Entrou em vigor nesta semana o primeiro acordo coletivo do país para empregados domésticos após a promulgação, em abril, da lei que amplia direitos da categoria. A convenção é válida em 26 municípios da Grande São Paulo -como Barueri, Cotia, Guarulhos e Osasco. Trabalhadores da capital e cidades do ABC não participaram do acordo. Mas essa medida pode aumentar os questionamentos na Justiça. Ao menos é o que acredita o juiz Daniel Rocha Mendes, diretor da Associação dos Magistrados da Justiça do Trabalho da Segunda Região.
O texto estabelece, por exemplo, piso salarial de R$ 1,2 mil para o doméstico que dorme no emprego. Já a que não dorme o valor é de R$ 755. “O principal problema é como controlar a jornada e horas extras”, disse.

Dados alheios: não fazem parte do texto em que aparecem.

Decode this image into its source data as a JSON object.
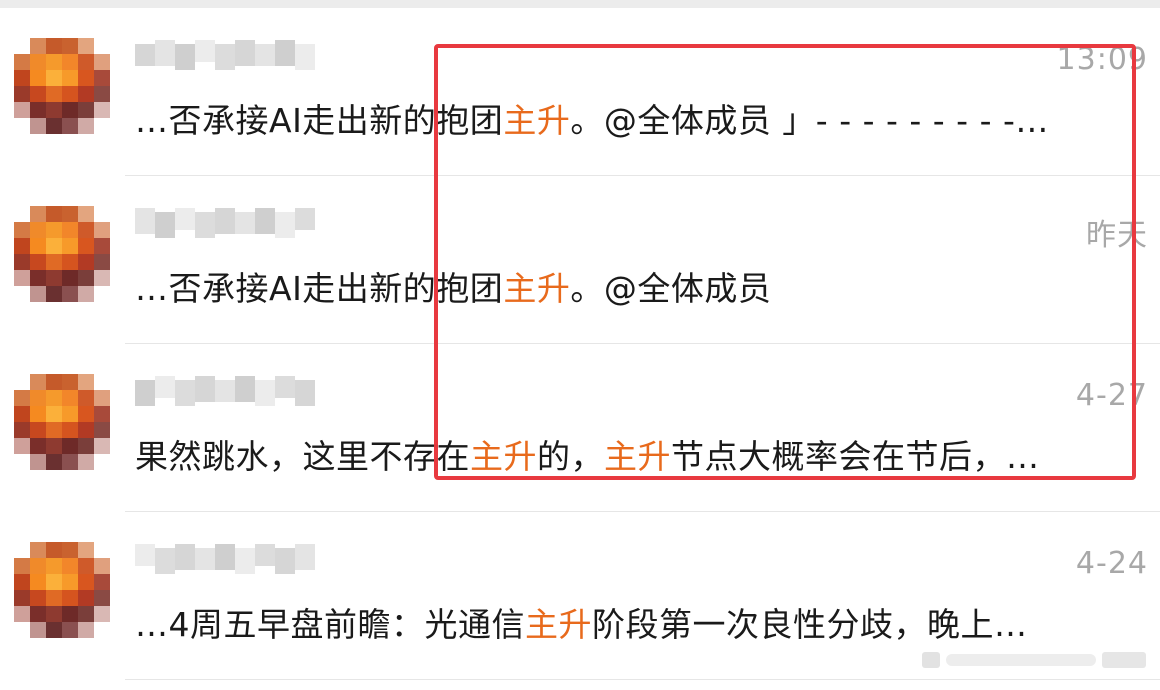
{
  "colors": {
    "highlight": "#e86a1c",
    "annotation_box": "#e8393f",
    "timestamp": "#a8a8a8",
    "text": "#1a1a1a"
  },
  "conversations": [
    {
      "time": "13:09",
      "preview": [
        {
          "text": "…否承接AI走出新的抱团"
        },
        {
          "text": "主升",
          "highlight": true
        },
        {
          "text": "。@全体成员 」- - - - - - - - -…"
        }
      ]
    },
    {
      "time": "昨天",
      "preview": [
        {
          "text": "…否承接AI走出新的抱团"
        },
        {
          "text": "主升",
          "highlight": true
        },
        {
          "text": "。@全体成员"
        }
      ]
    },
    {
      "time": "4-27",
      "preview": [
        {
          "text": "果然跳水，这里不存在"
        },
        {
          "text": "主升",
          "highlight": true
        },
        {
          "text": "的，"
        },
        {
          "text": "主升",
          "highlight": true
        },
        {
          "text": "节点大概率会在节后，…"
        }
      ]
    },
    {
      "time": "4-24",
      "preview": [
        {
          "text": "…4周五早盘前瞻：光通信"
        },
        {
          "text": "主升",
          "highlight": true
        },
        {
          "text": "阶段第一次良性分歧，晚上…"
        }
      ]
    }
  ]
}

Ele lembra que a lei não obriga, por exemplo, que empresas com menos de 10 funcionários tenham um controle de ponto. O advogado Mauricio Corrêa da Veiga, especialista em direito do trabalho, concorda, e completa: “Ao contrário do andam sugerindo por aí, o empregador doméstico não precisa adotar controle de jornada. O parágrafo 2º do artigo 74 da Consolidação das Leis do Trabalho (CLT) determina que é obrigatório o controle de jornada para os estabelecimentos que possuam mais de dez empregados. Se a empregada postular o pagamento de horas extra é ônus dela comprovar a jornada extraordinária, uma prova bem difícil em se tratando de doméstico”.
O juiz explica, também, que a convenção tem poder de lei na base territorial em que se aplica. Só não poderá entrar em conflito com matérias que ainda precisam de regulamentação pelo Congresso.
Retrocesso
O professor da pós-graduação da PUC-SP e mestre em Direito do Trabalho, Ricardo Pereira de Freitas Guimarães, é mais enfático na crítica acerca do novo acordo: é um retrocesso.
“A redação acaba por gerar mais gerar mais dúvidas que sossego no seio da sociedade. É um salário complessivo que unifica, sem detalhar, os valores a receber, como horas extras e adicionais, além do salário. Trata-se de uma espécie de salário repudiado por toda doutrina e jurisprudência consolidada do próprio Tribunal Superior do Trabalho. Isso significa um retrocesso, pois dormindo o empregado no emprego, nos termos do instrumento coletivo, se pagará um valor fixo, ainda que se exija horas extras e labor noturno, portanto contrário a própria Emenda Constitucional. Noutras palavras, se vitória foi a conquista do pagamento de horas extras e noturnas, o instrumento cuidou de retroceder”, explica.
Ainda de acordo com o professor, a convenção dispõe a cláusula de transferência “de forma bizarra”, confundindo na espécie o instituto do adicional de transferência, determinando pagamento ainda que em viagens ou transferência definitiva.
“Confunde também a alimentação concedida no trabalho com aquela da cesta básica, que visa permitir a melhor alimentação na residência do empregado, excluindo uma se concedida a outra. Além disso, obriga o Estado (que sequer é signatário do instrumento) ao direito do benefício do auxílio-creche, o que com todo respeito, é cláusula sem efeito”, avalia.
Freitas Guimarães alerta que todas as compensações de horários, inclusive de intervalo de trinta minutos, banco de horas previstas na convenção, ao contrário do texto proposto para regulamentar a Emenda Constitucional, que visa facilitar a vida do empregador e do empregado doméstico, necessitam da autorização sindical. “O que torna evidente o interesse sindical em dificultar a relação entre empregados e empregadores domésticos e adquirir associados”, conclui.